Titre : Grounding word meanings in perceptual experience: A computer-vision approach
Résumé:
Titre : Grounding word meanings in perceptual experience: A computer-vision approach Résumé : For about two decades, the fields of cognitive science and psychology have employed distributional semantic models such as LSA (Latent Semantic Analysis) as powerful computational models of semantic representation. These language-based models build meaning representations from the distributional patterns of words from large collections of natural text, and thus from approximations of the actual input experienced by humans. Until recently, this stood in contrast to computational models incorporating sensorimotor information, which was often approximated via participant ratings on sensorimotor features – the outcome of human experience. However, advancements in the field of computer vision allow us to model vision-based representations directly from visual input as approximated by large datasets of images. In this talk, I will present recent studies in which we employ these vision-based representations to investigate automatic (visual) sensorimotor activation (i) during word processing and (ii) in conceptual combination. In addition, I will present how a systematic mapping can be established between language-based and the vision-based representations, thus implementing a possible mechanism for the visual grounding of non-experienced concepts.
Références:
• Günther, F., Petilli, M. A., & Marelli, M. (2020). Semantic transparency is not invisibility: A computational model of perceptually-grounded conceptual combination during word processing. Journal of Memory and Language, 112, 104104.

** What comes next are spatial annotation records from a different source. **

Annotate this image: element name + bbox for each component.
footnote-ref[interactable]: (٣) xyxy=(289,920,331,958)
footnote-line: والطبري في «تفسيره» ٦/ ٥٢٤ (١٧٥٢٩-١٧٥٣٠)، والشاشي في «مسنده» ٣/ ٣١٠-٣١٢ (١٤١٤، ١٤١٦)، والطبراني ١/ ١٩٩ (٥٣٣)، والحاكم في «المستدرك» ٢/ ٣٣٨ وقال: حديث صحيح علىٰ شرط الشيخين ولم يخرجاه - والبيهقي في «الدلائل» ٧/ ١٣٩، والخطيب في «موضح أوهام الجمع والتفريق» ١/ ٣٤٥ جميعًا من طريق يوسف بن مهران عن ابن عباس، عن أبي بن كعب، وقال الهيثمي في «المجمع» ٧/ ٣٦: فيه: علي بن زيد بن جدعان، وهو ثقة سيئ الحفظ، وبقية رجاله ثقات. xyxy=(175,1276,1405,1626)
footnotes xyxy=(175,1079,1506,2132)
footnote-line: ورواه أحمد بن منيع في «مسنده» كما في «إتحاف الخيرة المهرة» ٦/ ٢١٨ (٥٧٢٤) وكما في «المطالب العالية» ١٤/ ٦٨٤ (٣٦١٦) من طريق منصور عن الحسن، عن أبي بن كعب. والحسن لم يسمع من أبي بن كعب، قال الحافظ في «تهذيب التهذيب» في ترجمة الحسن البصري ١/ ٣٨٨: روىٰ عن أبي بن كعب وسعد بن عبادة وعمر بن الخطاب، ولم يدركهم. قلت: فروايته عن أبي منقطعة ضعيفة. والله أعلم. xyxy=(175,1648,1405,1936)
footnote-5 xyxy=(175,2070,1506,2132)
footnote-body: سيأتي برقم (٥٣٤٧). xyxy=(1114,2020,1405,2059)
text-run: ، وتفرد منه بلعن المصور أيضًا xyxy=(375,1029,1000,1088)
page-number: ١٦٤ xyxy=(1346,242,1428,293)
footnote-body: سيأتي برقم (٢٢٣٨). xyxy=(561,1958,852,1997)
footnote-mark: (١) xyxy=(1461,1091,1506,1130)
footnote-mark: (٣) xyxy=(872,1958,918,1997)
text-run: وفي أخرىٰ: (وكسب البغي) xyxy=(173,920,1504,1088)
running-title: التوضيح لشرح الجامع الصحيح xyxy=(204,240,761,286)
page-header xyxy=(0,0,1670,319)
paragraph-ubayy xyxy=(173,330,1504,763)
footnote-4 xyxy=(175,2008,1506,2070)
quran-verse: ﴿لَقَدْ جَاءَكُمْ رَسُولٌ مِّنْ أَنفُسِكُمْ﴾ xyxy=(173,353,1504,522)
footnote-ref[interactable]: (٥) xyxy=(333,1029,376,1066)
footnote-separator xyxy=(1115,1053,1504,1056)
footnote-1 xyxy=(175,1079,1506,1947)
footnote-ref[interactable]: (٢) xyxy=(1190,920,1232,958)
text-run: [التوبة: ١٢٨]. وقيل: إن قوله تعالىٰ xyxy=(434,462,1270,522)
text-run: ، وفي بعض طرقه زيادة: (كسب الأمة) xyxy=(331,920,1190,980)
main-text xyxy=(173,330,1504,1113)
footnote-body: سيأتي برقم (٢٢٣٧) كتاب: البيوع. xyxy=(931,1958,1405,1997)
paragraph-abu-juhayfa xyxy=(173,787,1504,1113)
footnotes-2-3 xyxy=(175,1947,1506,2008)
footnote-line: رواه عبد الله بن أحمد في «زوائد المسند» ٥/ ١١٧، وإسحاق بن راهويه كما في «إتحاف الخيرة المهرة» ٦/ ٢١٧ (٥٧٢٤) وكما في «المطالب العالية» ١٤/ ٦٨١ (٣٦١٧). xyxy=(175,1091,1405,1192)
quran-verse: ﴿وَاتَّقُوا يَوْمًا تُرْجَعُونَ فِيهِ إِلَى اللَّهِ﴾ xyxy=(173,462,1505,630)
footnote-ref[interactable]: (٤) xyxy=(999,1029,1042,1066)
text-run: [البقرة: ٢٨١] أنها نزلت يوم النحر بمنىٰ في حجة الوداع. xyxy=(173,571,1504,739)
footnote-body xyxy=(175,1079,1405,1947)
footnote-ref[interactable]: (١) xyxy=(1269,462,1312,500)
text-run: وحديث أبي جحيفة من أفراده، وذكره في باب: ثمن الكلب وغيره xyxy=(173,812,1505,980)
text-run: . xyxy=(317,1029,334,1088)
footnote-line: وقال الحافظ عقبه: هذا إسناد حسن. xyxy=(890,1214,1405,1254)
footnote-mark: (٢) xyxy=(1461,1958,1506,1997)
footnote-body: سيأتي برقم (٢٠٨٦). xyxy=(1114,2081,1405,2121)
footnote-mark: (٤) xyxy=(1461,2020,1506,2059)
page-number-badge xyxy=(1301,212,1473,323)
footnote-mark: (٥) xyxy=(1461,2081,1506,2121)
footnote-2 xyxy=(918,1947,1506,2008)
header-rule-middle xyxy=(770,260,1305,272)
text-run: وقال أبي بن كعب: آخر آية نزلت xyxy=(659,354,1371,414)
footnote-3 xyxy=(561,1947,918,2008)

preprint: https://psyarxiv.com/98z72/ • Günther, F., Petilli, M. A., Vergallito, A., & Marelli, M. (under revision). Images of the unseen: Extrapolating visual representations for abstract and concrete words in a data-driven computational model.
Fritz Günther (born 1989 in Erfurt, Germany), studied Psychology and Mathematics in Tübingen, Germany (2008-2013) and did his PhD in Cognitive Science also in Tübingen (2013-2017), under the supervision of Barbara Kaup. During his PhD, he received a grant for a research stay abroad in Trento, Italy in summer 2015, under the supervision of Marco Baroni. From 2018 to 2020, he received a research grant for a PostDoc position at Marco Marelli’s lab at the University Milano-Bicocca in Milan, Italy. In March 2020, he returned to Tübingen to work as a PostDoc.